Countless sporting records will be broken in Sochi over the next two weeks. Surprisingly perhaps, the biggest record was already broken before the games ever begin.

With some estimates running as high as $65 billion, the Sochi Olympics are ten times more expensive than the last Winter Olympics, held in Vancouver. This price tag also beats the previous record for the most expensive Olympics by 50% – Beijing “only” cost a paltry $43billion. (Of course, as our grandparents would lament, that was way back in 2008, when $43 billion actually meant something!)

Of course there is all the commotion about the sensibility of holding an event which includes alpine skiing and bobsledding in a balmy beach resort town. Sochi is on the same geographical latitude as St. Tropez on the Mediterranean, and only very rarely do temperatures drop to freezing. Surely the location has something to do with the cost, but this alone is not the whole story. Remember that Vancouver’s Winter Olympics were the warmest ever, and averaged 3 degrees Celsius (38 Fahrenheit) for the event, and it still managed to keep the final bill to a ten-digit figure.

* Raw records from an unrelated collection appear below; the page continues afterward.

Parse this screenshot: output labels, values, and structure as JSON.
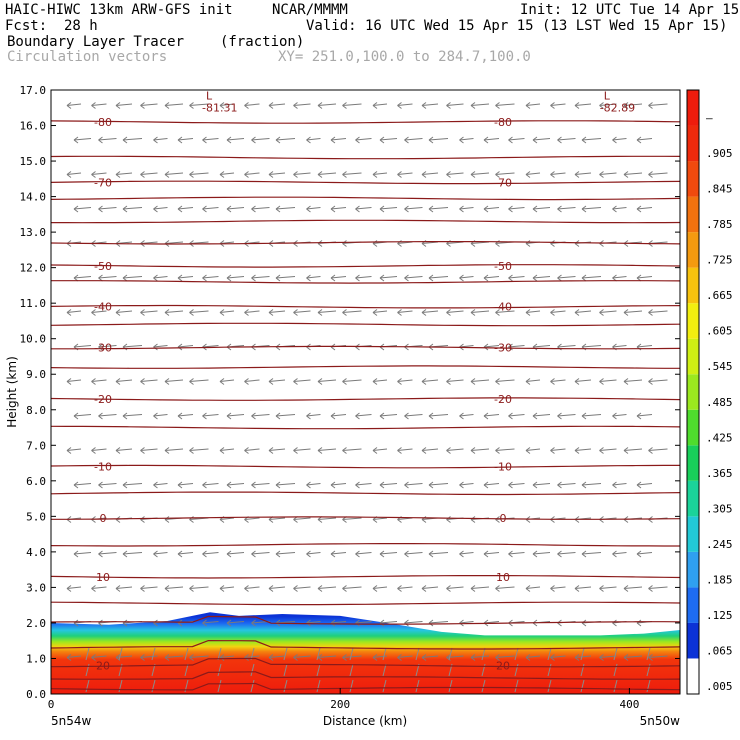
{
  "header": {
    "model": "HAIC-HIWC 13km ARW-GFS init",
    "org": "NCAR/MMMM",
    "init": "Init: 12 UTC Tue 14 Apr 15",
    "fcst_label": "Fcst:",
    "fcst_value": "28 h",
    "valid": "Valid: 16 UTC Wed 15 Apr 15 (13 LST Wed 15 Apr 15)",
    "field1": "Boundary Layer Tracer",
    "field1_units": "(fraction)",
    "field2": "Circulation vectors",
    "xsect": "XY= 251.0,100.0 to 284.7,100.0"
  },
  "chart_data": {
    "type": "heatmap",
    "ylabel": "Height (km)",
    "xlabel": "Distance (km)",
    "xlim": [
      0,
      435
    ],
    "ylim": [
      0,
      17
    ],
    "yticks": [
      "0.0",
      "1.0",
      "2.0",
      "3.0",
      "4.0",
      "5.0",
      "6.0",
      "7.0",
      "8.0",
      "9.0",
      "10.0",
      "11.0",
      "12.0",
      "13.0",
      "14.0",
      "15.0",
      "16.0",
      "17.0"
    ],
    "xticks": [
      {
        "value": 0,
        "label": "0"
      },
      {
        "value": 200,
        "label": "200"
      },
      {
        "value": 400,
        "label": "400"
      }
    ],
    "x_endpoint_labels": {
      "left": "5n54w",
      "right": "5n50w"
    },
    "colorbar_labels": [
      ".005",
      ".065",
      ".125",
      ".185",
      ".245",
      ".305",
      ".365",
      ".425",
      ".485",
      ".545",
      ".605",
      ".665",
      ".725",
      ".785",
      ".845",
      ".905",
      "–"
    ],
    "colorbar_colors": [
      "#ffffff",
      "#0b32d6",
      "#1e6cf2",
      "#2fa0f0",
      "#22c9d6",
      "#1bd39a",
      "#19cf5a",
      "#4fdc2d",
      "#9be81f",
      "#cfef14",
      "#f2ee10",
      "#f7c20e",
      "#f49a10",
      "#f2720f",
      "#f04a0e",
      "#ee2a0c",
      "#ee1c0c"
    ],
    "contours": [
      {
        "height_km": 0.15,
        "label": ""
      },
      {
        "height_km": 0.45,
        "label": ""
      },
      {
        "height_km": 0.8,
        "label": "20"
      },
      {
        "height_km": 1.3,
        "label": ""
      },
      {
        "height_km": 2.0,
        "label": ""
      },
      {
        "height_km": 2.55,
        "label": ""
      },
      {
        "height_km": 3.3,
        "label": "10"
      },
      {
        "height_km": 4.2,
        "label": ""
      },
      {
        "height_km": 4.95,
        "label": "0"
      },
      {
        "height_km": 5.65,
        "label": ""
      },
      {
        "height_km": 6.4,
        "label": "-10"
      },
      {
        "height_km": 7.5,
        "label": ""
      },
      {
        "height_km": 8.3,
        "label": "-20"
      },
      {
        "height_km": 9.2,
        "label": ""
      },
      {
        "height_km": 9.75,
        "label": "-30"
      },
      {
        "height_km": 10.4,
        "label": ""
      },
      {
        "height_km": 10.9,
        "label": "-40"
      },
      {
        "height_km": 11.6,
        "label": ""
      },
      {
        "height_km": 12.05,
        "label": "-50"
      },
      {
        "height_km": 12.7,
        "label": ""
      },
      {
        "height_km": 13.3,
        "label": ""
      },
      {
        "height_km": 13.95,
        "label": ""
      },
      {
        "height_km": 14.4,
        "label": "-70"
      },
      {
        "height_km": 15.1,
        "label": ""
      },
      {
        "height_km": 16.1,
        "label": "-80"
      }
    ],
    "lows": [
      {
        "x_km": 110,
        "height_km": 16.45,
        "label": "-81.31"
      },
      {
        "x_km": 385,
        "height_km": 16.45,
        "label": "-82.89"
      }
    ],
    "tracer_top_km": [
      [
        0,
        2.0
      ],
      [
        40,
        1.95
      ],
      [
        80,
        2.05
      ],
      [
        110,
        2.3
      ],
      [
        130,
        2.2
      ],
      [
        160,
        2.25
      ],
      [
        200,
        2.2
      ],
      [
        240,
        1.95
      ],
      [
        270,
        1.75
      ],
      [
        300,
        1.65
      ],
      [
        340,
        1.65
      ],
      [
        380,
        1.65
      ],
      [
        410,
        1.7
      ],
      [
        435,
        1.8
      ]
    ]
  }
}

In Sochi’s case, perhaps there is a good dose of wasteful spending taking place. I’m sure the coming years will see an outpouring of stories of waste and corruption that will make the $30 billion already unaccounted for seem like peanuts.

Unfortunately, none of these revelations will do any good for those who face a very unfortunate reality. While the rest of the world lambasts Sochi for being ill-prepared, and revels in nationalistic pride when their countrymen win gold in such-and-such an event, 143 million Russians are left footing the bill. For many of them, like countless other times over the history of the Olympics, the cost will come not just in terms of higher taxes to pay for grandiose facilities that will go unused two weeks after the Games begins, but from government services not provided to them because of a lack of funding.

Consider that in Russia, as in most countries, the schools, hospitals and infrastructure of the country are all provided by the government. Rather than spending Russians’ hard-earned money on something they might actually get something out of , the government has decided to spend it on a two-week party in an attempt to promote its standing in the world.

The words of Daniil Galkin, an 88-year-old retired Russian architect, portray the problem best. “Our leaders want to bask in the limelight and immortalize themselves by means of funds that would have helped people… That leaves a horrible impression when you see the miserable hospitals, when you see that Russia still has almost no roads.”

The International Olympic Committee will be quick to point out that Sochi will make its money back, and then some. After all, think of all the tourists who will flock to the infamous city that hosted the XXII Olympic Games! (Just like all the tourists still flocking to such recent hosts as Turin, Albertville, or Lillehammer, all because of the cities’ Olympic pedigree, of course.)

Yet some people who should know a little something about paying the bills think otherwise. Credit rating agency Moody’s has reported that “increases in tax revenue from tourism are unlikely to be sufficient to cover the anticipated growth in budget expenditure.” It’s not even that Russia will not make its money off the games, but that it will have to increase spending in the future just to maintain the largesse it has created for your viewing enjoyment over the next two weeks.

While the Sochi Olympics set the record for the most expensive Olympic games before the opening ceremony was even over, there is one more record for which we will have to wait for to see if it can be broke. That record would be for the biggest loss incurred as a result of the Olympics.

Athens’ Olympic Games in 2004 resulted in a $14-15 billion loss (and counting!). The Montreal Olympics in 1976 lost a reported $2 billion, which is almost $8 billion today’s dollars. Montrealers still have to cope with a special tobacco tax, implemented as a “temporary” measure to pay off its Olympic debt.

Of course, maybe Russia won’t suffer the same fate as the previous hosts did. Then again, as the saying goes, the bigger they are, the harder they fall.